Outils NTIC : frais professionnels ou avantages en nature ?

3 octobre 2014
L’employeur est tenu de fournir au personnel les moyens d’exécuter ses fonctions y compris lorsque le salarié travaille à domicile.
Selon la nature des fonctions confiées, il doit mettre à disposition des équipements tels que, notamment, la téléphonie mobile, le matériel informatique, une connexion Internet ou convenir d’une prise en charge des frais exposés par le salarié lorsqu’il utilise ses propres moyens (Cass. Soc., 7 avril 2010, n°08-44865).
Or, la mise à disposition d’un équipement de l’employeur utilisé à titre privé peut conduire l’URSSAF à considérer qu’il existe un avantage en nature.
De même, l’URSSAF peut être amenée à estimer que les remboursements ne constituent pas des remboursements de frais professionnels exonérés de cotisations sociales.
Dès lors, les employeurs doivent veiller à ne pas s’exposer à d’éventuels redressements.
La vigilance s’impose d’autant plus que les règles sont spécifiques et ne laissent que peu de marge de manœuvre, notamment en cas de remboursement de frais dus à une utilisation professionnelle des équipements de téléphonie et informatiques appartenant aux salariés.
Remboursements de frais
La deuxième Chambre civile a censuré récemment une cour d’appel, dans un arrêt en date du 28 mai 2014, laquelle avait fort opportunément admis l’exonération d’une indemnité évaluée forfaitairement dénommée «indemnité web» versée à des enquêteurs qui utilisaient leurs propres moyens (ordinateurs, imprimantes, etc.) (Cass.
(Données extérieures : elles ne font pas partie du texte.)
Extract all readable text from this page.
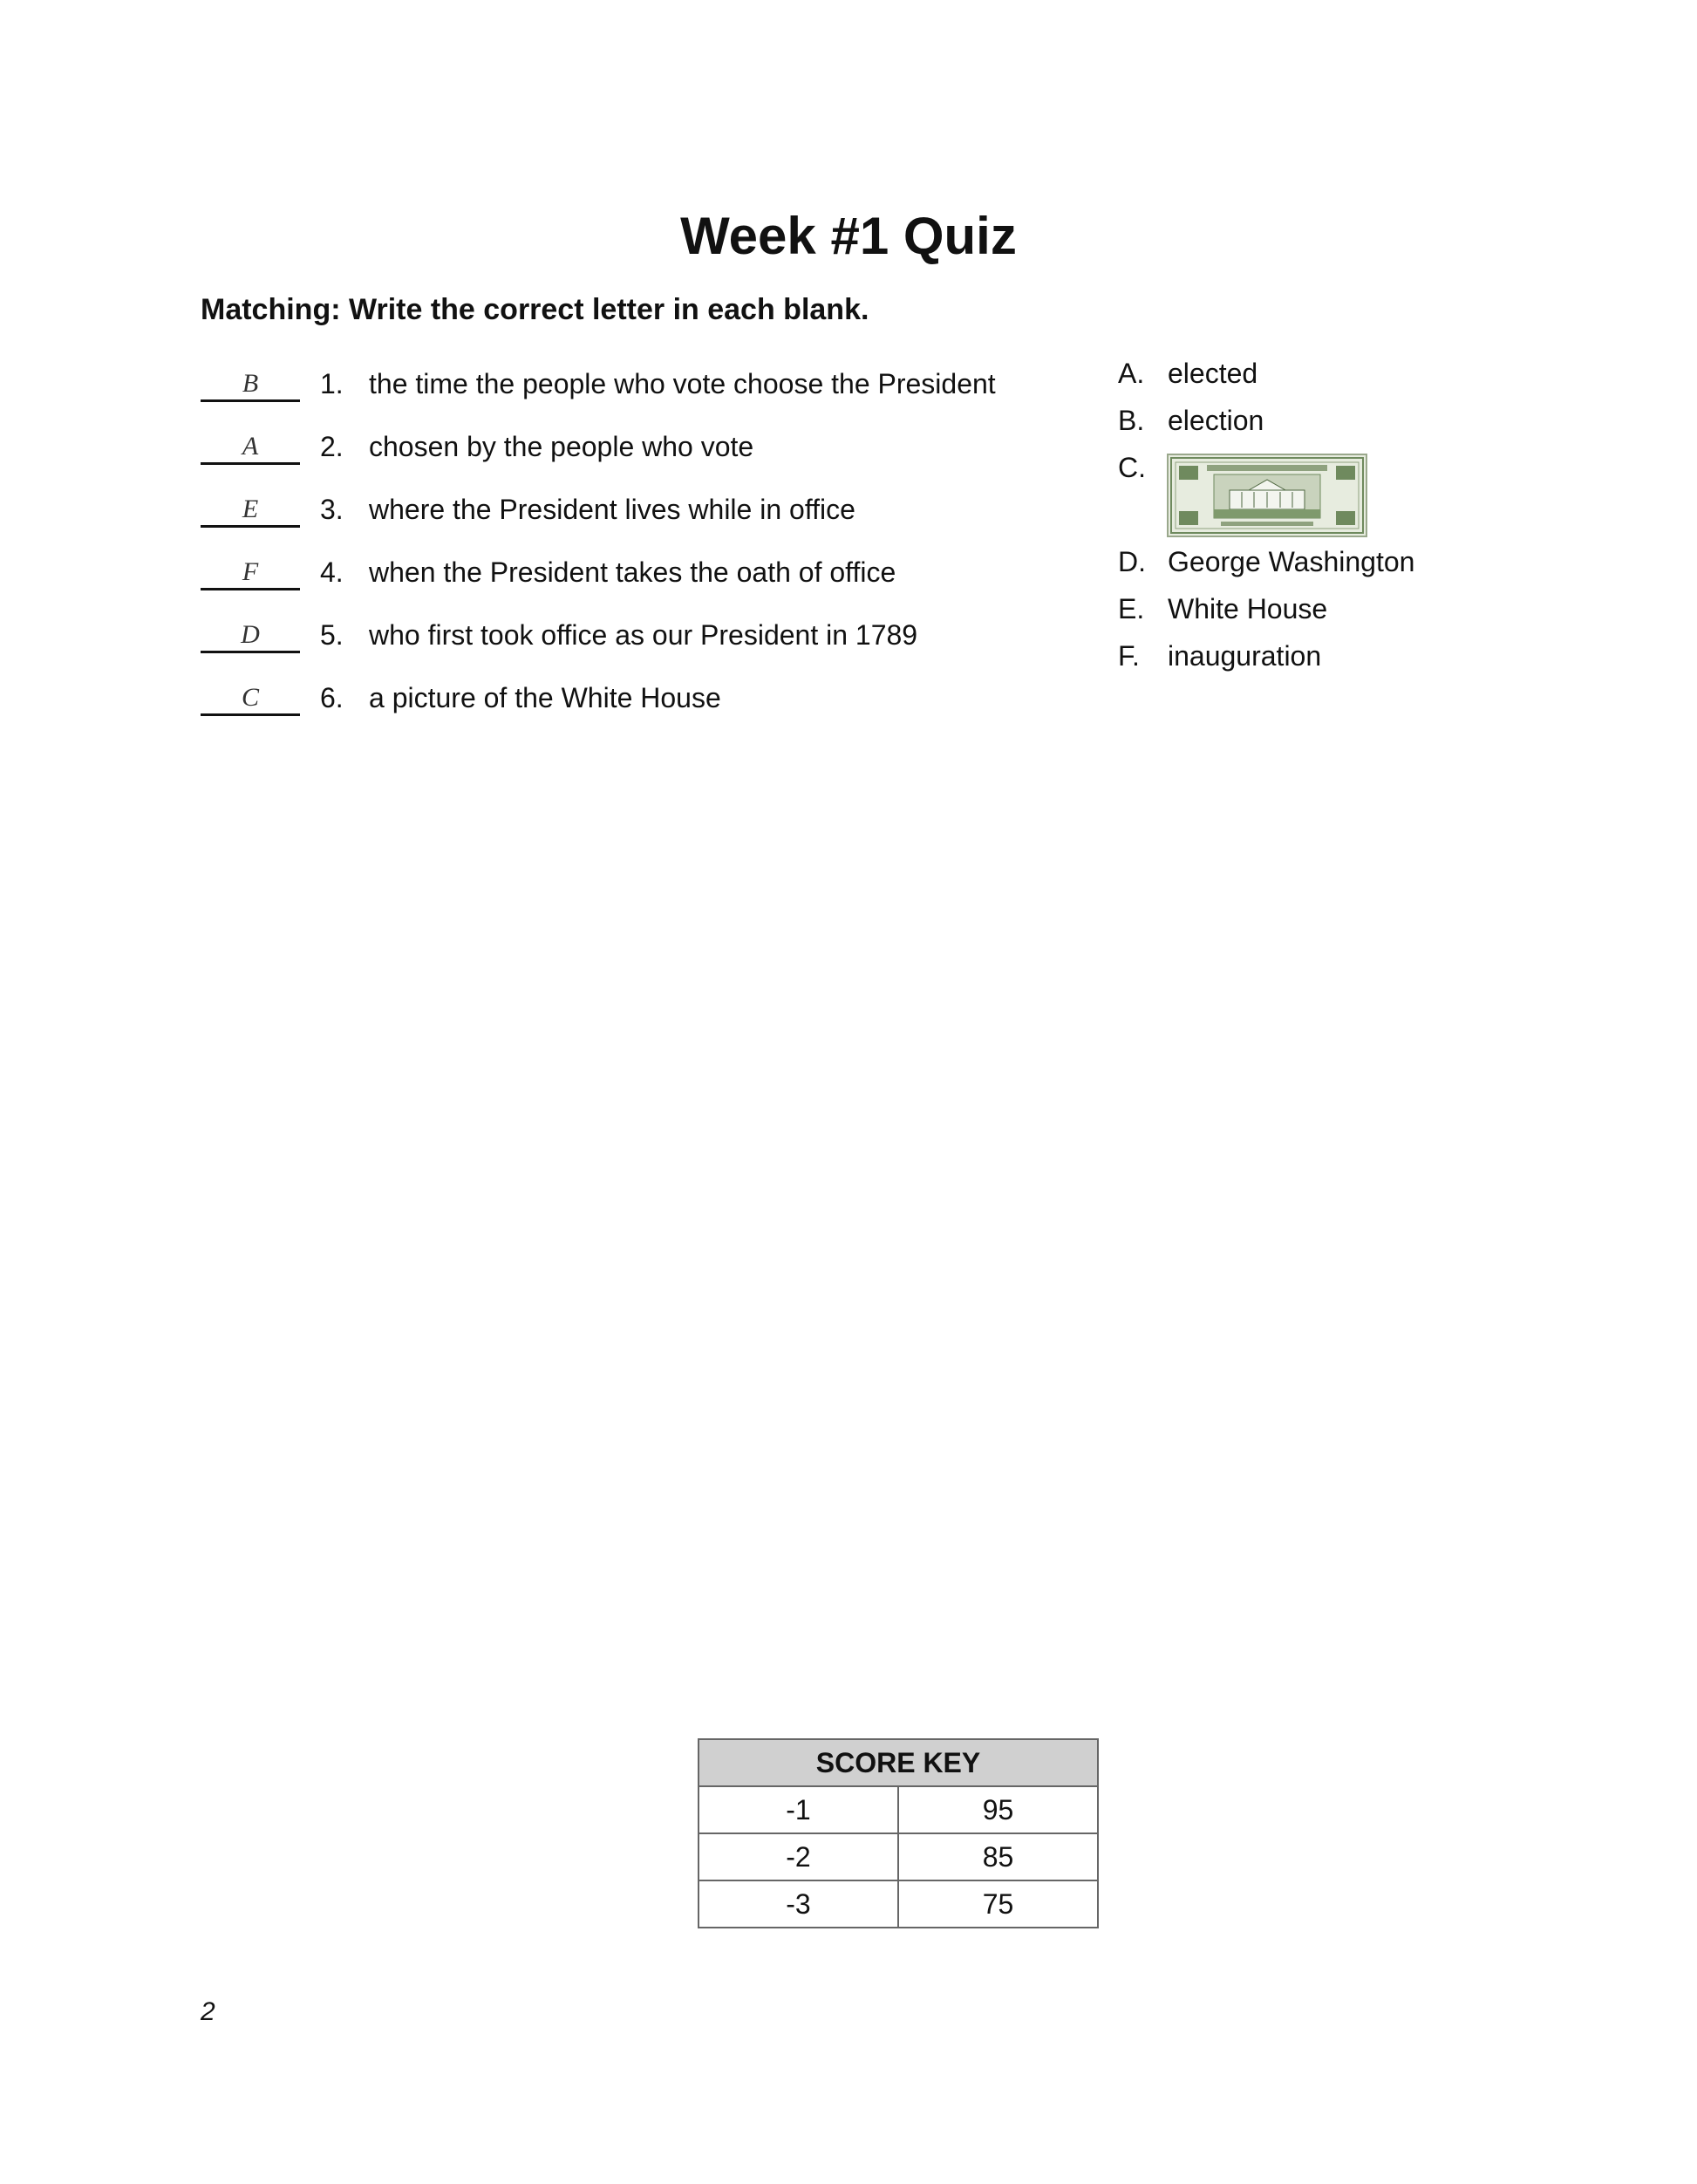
Week #1 Quiz

Matching: Write the correct letter in each blank.

B	1. the time the people who vote choose the President
A	2. chosen by the people who vote
E	3. where the President lives while in office
F	4. when the President takes the oath of office
D	5. who first took office as our President in 1789
C	6. a picture of the White House
A. elected
B. election
C.
D. George Washington
E. White House
F. inauguration
SCORE KEY	
-1	95
-2	85
-3	75
2
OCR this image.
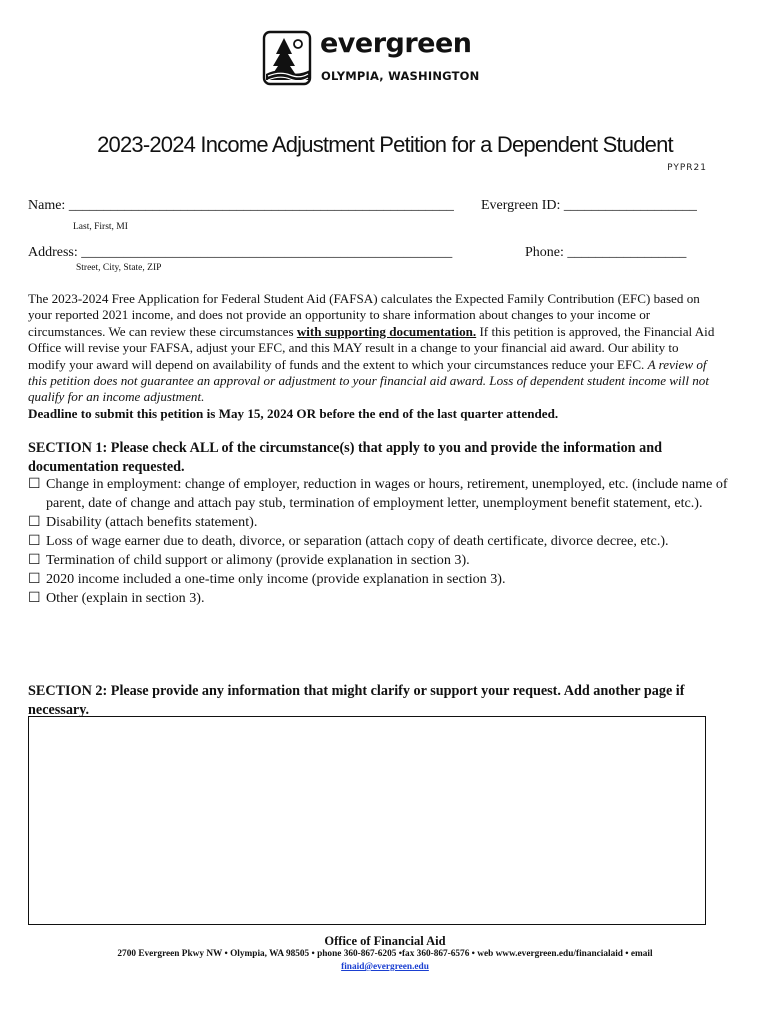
evergreen
OLYMPIA, WASHINGTON
2023-2024 Income Adjustment Petition for a Dependent Student
PYPR21
Name: _______________________________________________________
Last, First, MI
Evergreen ID: ___________________
Address: _____________________________________________________
Street, City, State, ZIP
Phone: _________________

The 2023-2024 Free Application for Federal Student Aid (FAFSA) calculates the Expected Family Contribution (EFC) based on your reported 2021 income, and does not provide an opportunity to share information about changes to your income or circumstances. We can review these circumstances with supporting documentation. If this petition is approved, the Financial Aid Office will revise your FAFSA, adjust your EFC, and this MAY result in a change to your financial aid award. Our ability to modify your award will depend on availability of funds and the extent to which your circumstances reduce your EFC. A review of this petition does not guarantee an approval or adjustment to your financial aid award. Loss of dependent student income will not qualify for an income adjustment.

Deadline to submit this petition is May 15, 2024 OR before the end of the last quarter attended.

SECTION 1: Please check ALL of the circumstance(s) that apply to you and provide the information and documentation requested.
☐ Change in employment: change of employer, reduction in wages or hours, retirement, unemployed, etc. (include name of parent, date of change and attach pay stub, termination of employment letter, unemployment benefit statement, etc.).
☐ Disability (attach benefits statement).
☐ Loss of wage earner due to death, divorce, or separation (attach copy of death certificate, divorce decree, etc.).
☐ Termination of child support or alimony (provide explanation in section 3).
☐ 2020 income included a one-time only income (provide explanation in section 3).
☐ Other (explain in section 3).
SECTION 2: Please provide any information that might clarify or support your request. Add another page if necessary.
Office of Financial Aid
2700 Evergreen Pkwy NW • Olympia, WA 98505 • phone 360-867-6205 •fax 360-867-6576 • web www.evergreen.edu/financialaid • email
finaid@evergreen.edu
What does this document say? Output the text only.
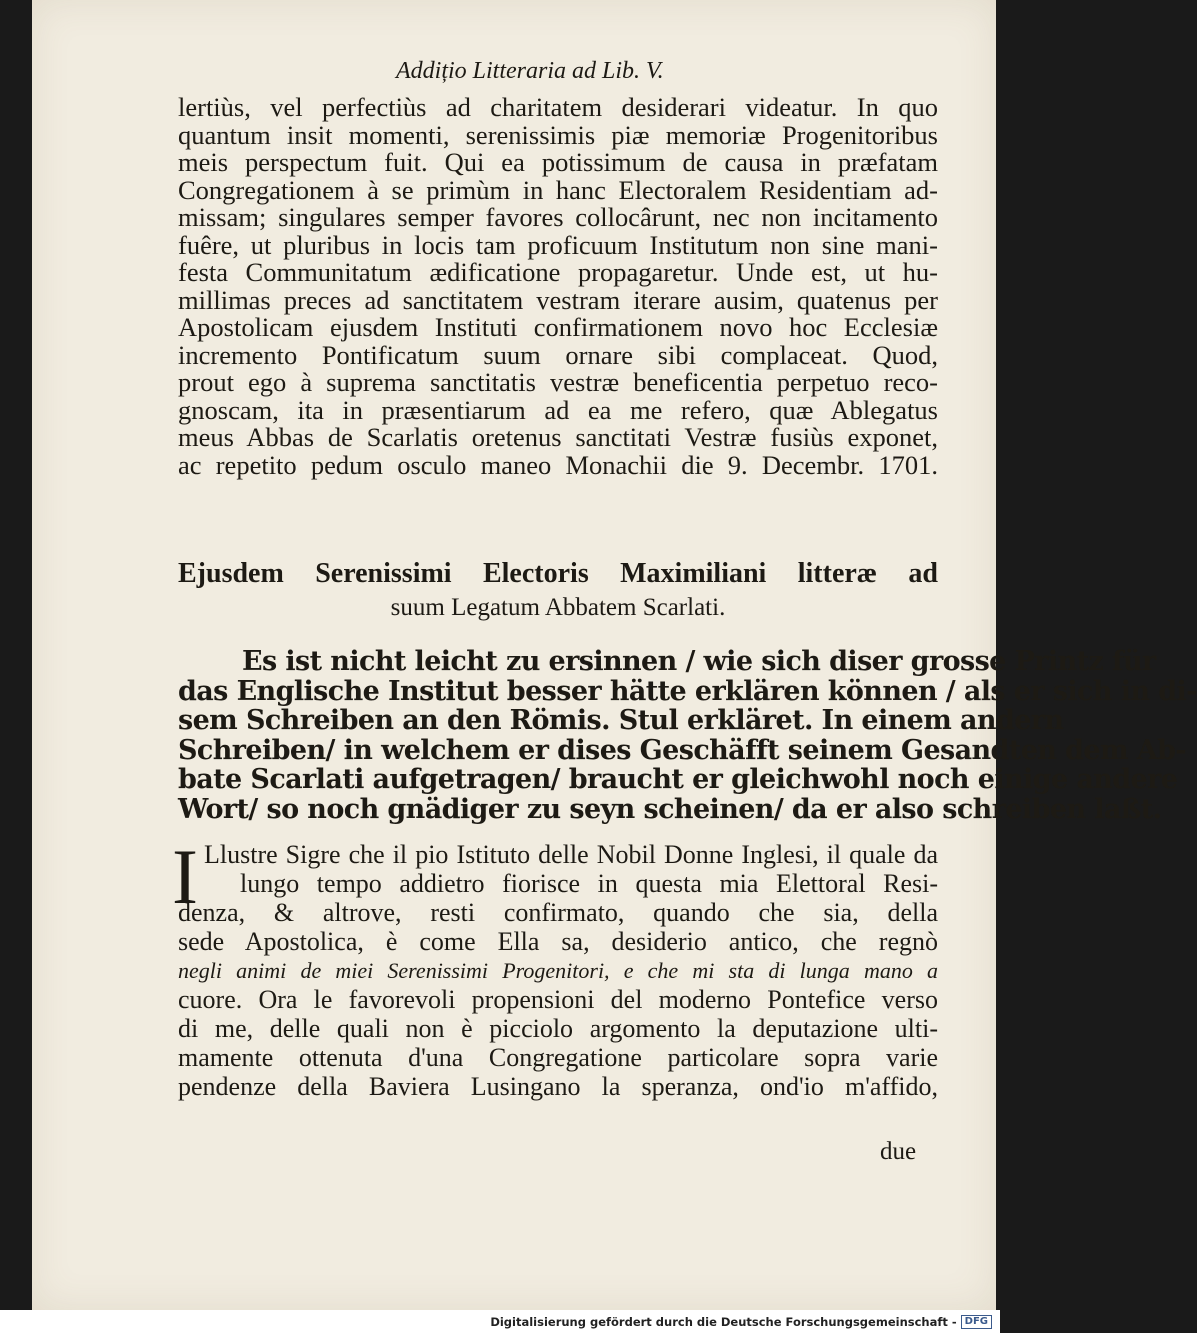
Addițio Litteraria ad Lib. V.
lertiùs, vel perfectiùs ad charitatem desiderari videatur. In quo
quantum insit momenti, serenissimis piæ memoriæ Progenitoribus
meis perspectum fuit. Qui ea potissimum de causa in præfatam
Congregationem à se primùm in hanc Electoralem Residentiam ad-
missam; singulares semper favores collocârunt, nec non incitamento
fuêre, ut pluribus in locis tam proficuum Institutum non sine mani-
festa Communitatum ædificatione propagaretur. Unde est, ut hu-
millimas preces ad sanctitatem vestram iterare ausim, quatenus per
Apostolicam ejusdem Instituti confirmationem novo hoc Ecclesiæ
incremento Pontificatum suum ornare sibi complaceat. Quod,
prout ego à suprema sanctitatis vestræ beneficentia perpetuo reco-
gnoscam, ita in præsentiarum ad ea me refero, quæ Ablegatus
meus Abbas de Scarlatis oretenus sanctitati Vestræ fusiùs exponet,
ac repetito pedum osculo maneo Monachii die 9. Decembr. 1701.
Ejusdem Serenissimi Electoris Maximiliani litteræ ad
suum Legatum Abbatem Scarlati.
Es ist nicht leicht zu ersinnen / wie sich diser grosse Printz für
das Englische Institut besser hätte erklären können / als er sich in di-
sem Schreiben an den Römis. Stul erkläret. In einem andern
Schreiben/ in welchem er dises Geschäfft seinem Gesandten dem Ab-
bate Scarlati aufgetragen/ braucht er gleichwohl noch einige andere
Wort/ so noch gnädiger zu seyn scheinen/ da er also schreiben laßt.
I Llustre Sigre che il pio Istituto delle Nobil Donne Inglesi, il quale da
lungo tempo addietro fiorisce in questa mia Elettoral Resi-
denza, & altrove, resti confirmato, quando che sia, della
sede Apostolica, è come Ella sa, desiderio antico, che regnò
negli animi de miei Serenissimi Progenitori, e che mi sta di lunga mano a
cuore. Ora le favorevoli propensioni del moderno Pontefice verso
di me, delle quali non è picciolo argomento la deputazione ulti-
mamente ottenuta d'una Congregatione particolare sopra varie
pendenze della Baviera Lusingano la speranza, ond'io m'affido,
due
Digitalisierung gefördert durch die Deutsche Forschungsgemeinschaft - DFG
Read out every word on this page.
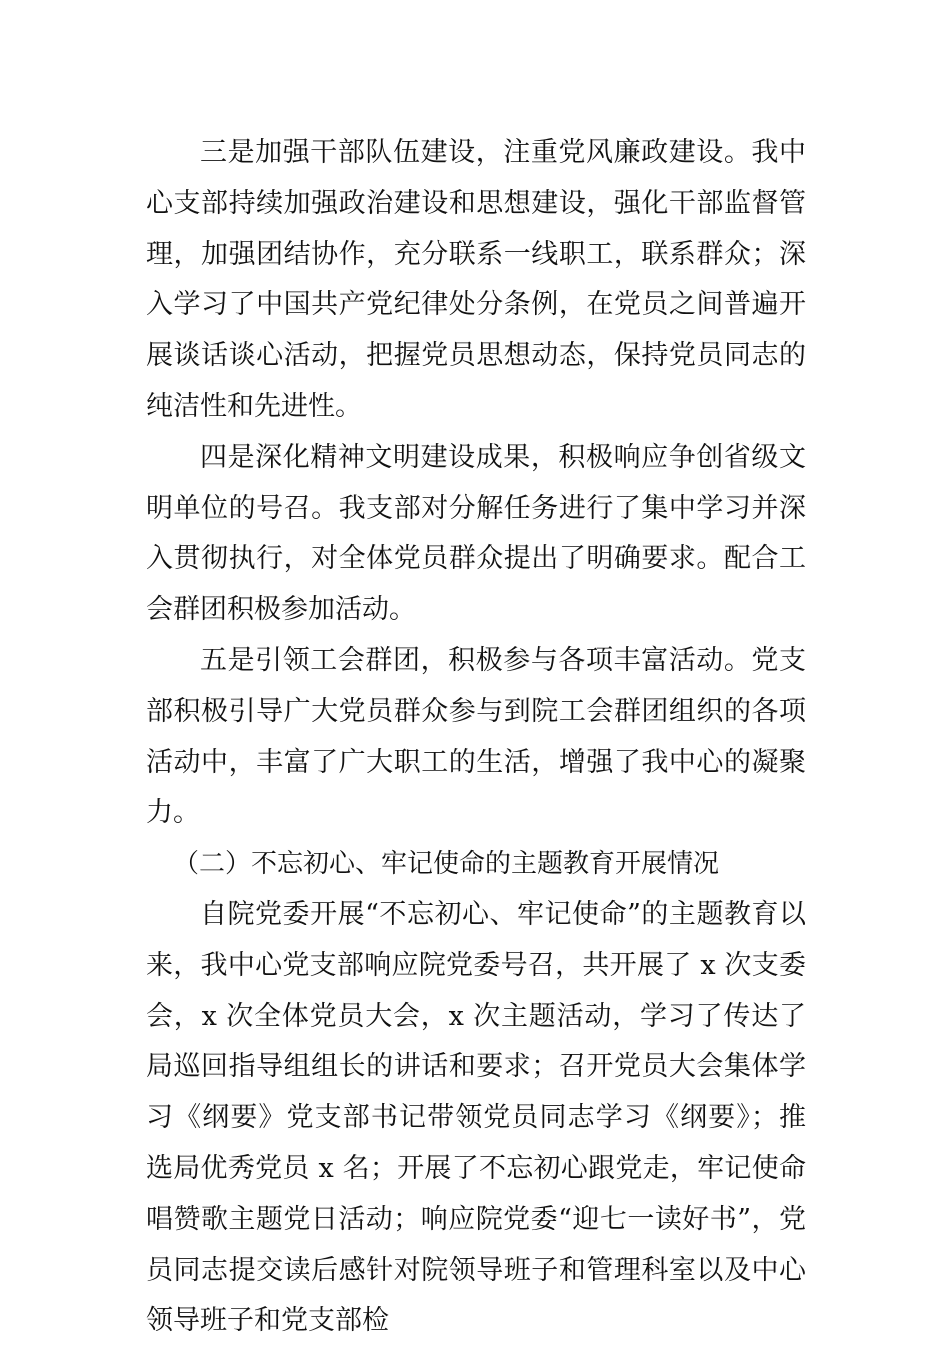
三是加强干部队伍建设，注重党风廉政建设。我中心支部持续加强政治建设和思想建设，强化干部监督管理，加强团结协作，充分联系一线职工，联系群众；深入学习了中国共产党纪律处分条例，在党员之间普遍开展谈话谈心活动，把握党员思想动态，保持党员同志的纯洁性和先进性。

四是深化精神文明建设成果，积极响应争创省级文明单位的号召。我支部对分解任务进行了集中学习并深入贯彻执行，对全体党员群众提出了明确要求。配合工会群团积极参加活动。

五是引领工会群团，积极参与各项丰富活动。党支部积极引导广大党员群众参与到院工会群团组织的各项活动中，丰富了广大职工的生活，增强了我中心的凝聚力。

（二）不忘初心、牢记使命的主题教育开展情况

自院党委开展“不忘初心、牢记使命”的主题教育以来，我中心党支部响应院党委号召，共开展了 x 次支委会，x 次全体党员大会，x 次主题活动，学习了传达了局巡回指导组组长的讲话和要求；召开党员大会集体学习《纲要》党支部书记带领党员同志学习《纲要》；推选局优秀党员 x 名；开展了不忘初心跟党走，牢记使命唱赞歌主题党日活动；响应院党委“迎七一读好书”，党员同志提交读后感针对院领导班子和管理科室以及中心领导班子和党支部检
Civ. 2e, 28 mai 2014, n° 13-18212).
Pourtant, la Cour d’appel n’avait pas manqué de souligner que l’évaluation forfaitaire pratiquée était cohérente par rapport aux frais exposés par un échantillon d’enquêteurs.
Le mode forfaitaire d’évaluation était d’autant plus pertinent que les enquêteurs effectuaient des missions de courte durée et engageaient des dépenses minimes rendant inappropriée toute production systématique de justificatifs.
La Cour de cassation a néanmoins adopté une position particulièrement stricte en refusant le mode d’évaluation forfaitaire prévue en matière de frais professionnels à l’article 2 de l’arrêté du 20 décembre 2002 tel que complété par l’arrêté du 25 juillet 2003 considérant que seules les modalités prévues à l’article 7 peuvent être appliquées, à savoir le remboursement selon les frais réels à défaut de déclaration du salarié. En cas de déclaration faite par le salarié, l’employeur n’est pas autorisé à exonérer les remboursements que dans la limite de 50% de l’usage total.
Il est à craindre, en cas de remboursement selon des modalités différentes de celles prévues à l’article 7, que les URSSAF les remettent en cause systématiquement obligeant ainsi les employeurs à se constituer des preuves pour justifier de la réalité des frais remboursés.
De telles positions risquent fort de dissuader les employeurs de laisser les salariés utiliser leurs propres moyens de communication et de procéder à des remboursements sur une base forfaitaire.
Pour tenir compte de l’évaluation particulièrement rapide en matière de NTIC depuis 2003, un nouvel arrêté serait donc bienvenu. Cela pourrait s’inscrire dans le choc de simplification !
Mise à disposition de matériel
En cas de mise à disposition de matériel tel que téléphone, ordinateur portable avec connexion Internet, les règles pour déterminer s’il existe un avantage en nature posent moins de difficulté.
Seule une mise à disposition permanente des moyens de communication est susceptible de constituer un avantage en nature devant être évalué et inclus dans l’assiette des cotisations de sécurité sociale.
Dès lors que l’usage privé est strictement prohibé ou se limite à une utilisation raisonnable pour les besoins ordinaires de la vie familiale, l’Administration considère que l’avantage en nature pourra être négligé.
En cas de contrôle, l’URSSAF pourra être amenée à vérifier si l’employeur veille au respect de l’interdiction et ne tolère pas en fait une utilisation personnelle sans limite comportant par exemple des appels à l’étranger alors même que les salariés ne sont pas censés, dans le cadre de leurs fonctions, avoir un quelconque lien avec l’étranger.
Si les moyens sont mis à disposition de façon permanente et que l’usage privé ne se limite pas à une utilisation raisonnable, c’est-à -dire à des appels et des connexions de courtes durées et de façon limitée, l’avantage devra être évalué soit en fonction des dépenses réellement engagées, soit sur la base d’un forfait.
L’évaluation selon les dépenses réelles s’avérera, la plupart du temps, difficile à effectuer.
L’employeur aura la faculté d’opter pour une évaluation forfaitaire, le forfait annuel correspondant à 10% de son coût d’achat ou d’abonnement.
Une telle règle a le mérite d’être simple à gérer.